Au milieu de l'année 2015, l'EPA annonce que le logiciel utilisé dans des millions de véhicules diesel TDI du groupe Volkswagen Group inclut des fonctionnalités dont le but est d'invalider les résultats des essais en laboratoire[9]. 11 millions de véhicules (dont 600 000 aux États-Unis) sont concernés[10].
En juin 2017, 774 000 véhicules diesel Mercedes (majoritairement des fourgons Vito) équipés de logiciels truqués doivent être rappelés en Europe[11].

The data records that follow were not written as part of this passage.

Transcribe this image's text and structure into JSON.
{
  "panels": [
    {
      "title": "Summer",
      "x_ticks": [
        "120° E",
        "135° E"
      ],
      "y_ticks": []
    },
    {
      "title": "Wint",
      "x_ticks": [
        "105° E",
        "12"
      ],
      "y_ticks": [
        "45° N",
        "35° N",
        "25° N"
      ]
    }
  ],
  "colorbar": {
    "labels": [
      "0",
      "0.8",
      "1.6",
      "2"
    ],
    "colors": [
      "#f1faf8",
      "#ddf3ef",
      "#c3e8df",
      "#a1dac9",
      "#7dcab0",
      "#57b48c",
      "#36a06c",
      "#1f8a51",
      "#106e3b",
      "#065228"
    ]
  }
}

En octobre 2018, un total de 95 000 voitures (dont certaines déjà mises à jour) Opel de modèles Cascada, Insignia et Zafira de norme Euro 6 équipées de logiciels truqués doivent être rappelées en Europe à la suite de perquisitions après que le constructeur ait nié utiliser des logiciels non conformes[12].
À la suite de ce scandale, le plus grand incident de l'histoire lié aux dispositifs d'invalidation, le 20 septembre 2017, au Japon, l'avis public stipulant les détails des normes de sécurité des véhicules routiers a été à nouveau révisé, et l'utilisation de dispositifs d'invalidation a été interdite pour toutes les voitures particulières, quel que soit le type de carburant, la capacité de charge ou la cylindrée[13].
Années 2020
Au sens du règlement délégué (UE) 2021/1244 du 20 mai 2021, « les opérateurs ne sont pas considérés comme exerçant une activité commerciale légitime lorsqu’ils préconisent ou proposent des opérations de réparation ou d’entretien qui auraient une incidence négative sur les performances en matière d’émissions du véhicule. Ces opérations sont notamment les suivantes :
a) désactiver ou retirer des dispositifs de maîtrise de la pollution ou des systèmes de contrôle des émissions, ou dégrader leurs performances ou dissimuler leur fonctionnement défectueux ;
b) installer des dispositifs d’invalidation[14] ou mettre en place des stratégies d’invalidation[15] ;
c) neutraliser, retirer ou modifier des dispositifs de surveillance de la consommation de carburant ou d’énergie électrique, ou manipuler le compteur kilométrique ;
d) modifier l’unité de commande du moteur, y compris la puissance nominale du moteur. »[16].